One highlight of his visit to Slovakia wil be the celebration of Mass at the National Shrine of Šaštin, on the feast day of Our Lady of Seven Sorrows, Patron saint of Slovakia.
Pope Francis’ pilgrimage, said Vatican Secretary of State Cardinal Parolin in an interview with Vatican News on the eve of the journey, is a way of entrusting “to Her all those who find themselves in situations of fragility, of vulnerability, of suffering, including physical suffering, as he has been going through in this period, especially taking into account the situation brought on by the pandemic.”

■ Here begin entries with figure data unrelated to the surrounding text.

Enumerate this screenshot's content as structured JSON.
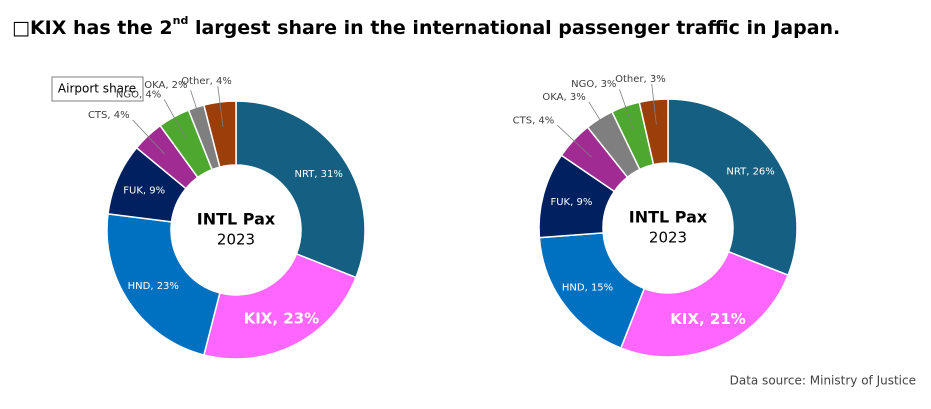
{
  "title": [
    "□KIX has the 2",
    "nd",
    " largest share in the international passenger traffic in Japan."
  ],
  "source": "Data source: Ministry of Justice",
  "chart_data": [
    {
      "type": "donut",
      "legend_box": "Airport share",
      "center_title": "INTL Pax",
      "center_subtitle": "2023",
      "values": [
        31,
        23,
        23,
        9,
        4,
        4,
        2,
        4
      ],
      "value_labels": [
        "NRT, 31%",
        "KIX, 23%",
        "HND, 23%",
        "FUK, 9%",
        "CTS, 4%",
        "NGO, 4%",
        "OKA, 2%",
        "Other, 4%"
      ],
      "colors": [
        "#155f82",
        "#ff66ff",
        "#0070c0",
        "#002060",
        "#a02b93",
        "#4ea72e",
        "#7f7f7f",
        "#9c3e0a"
      ]
    },
    {
      "type": "donut",
      "center_title": "INTL Pax",
      "center_subtitle": "2023",
      "values": [
        26,
        21,
        15,
        9,
        4,
        3,
        3,
        3
      ],
      "value_labels": [
        "NRT, 26%",
        "KIX, 21%",
        "HND, 15%",
        "FUK, 9%",
        "CTS, 4%",
        "OKA, 3%",
        "NGO, 3%",
        "Other, 3%"
      ],
      "colors": [
        "#155f82",
        "#ff66ff",
        "#0070c0",
        "#002060",
        "#a02b93",
        "#7f7f7f",
        "#4ea72e",
        "#9c3e0a"
      ]
    }
  ]
}
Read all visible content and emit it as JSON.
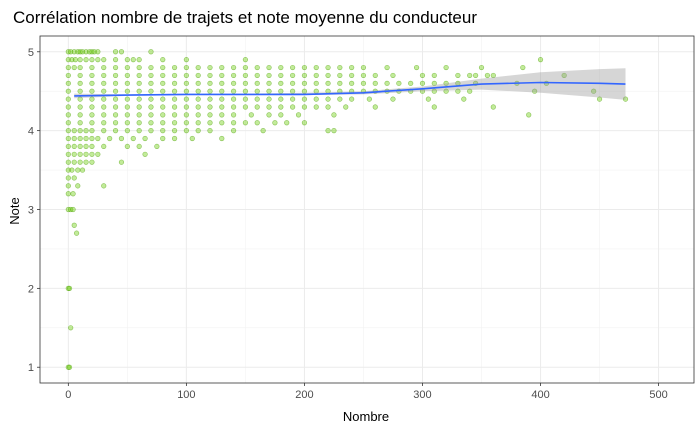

The four dimensions of the visit
Presenting the visit to journalists at a briefing in the Vatican, Holy See Press Office Director Matteo Bruni said the visit can be seen as a pilgrimage with four dimensions: a spiritual dimension centered on the Eucharist; an ecumenical dimension when he meets leaders of the other Christian churches and recalls the shared Christian heritage in Hungary and Slovakia that is linked to saints, Cyril and Methodius, who evangelized these peoples; an interreligious dimension represented by the meetings with leaders of the Jewish community in both capital cities; and a missionary dimension during which the Pope will evoke the heroic witness of faith and martyrdom given by Hungarian and Slovak Catholics who suffered persecution under the totalitarian regimes of the 20th century.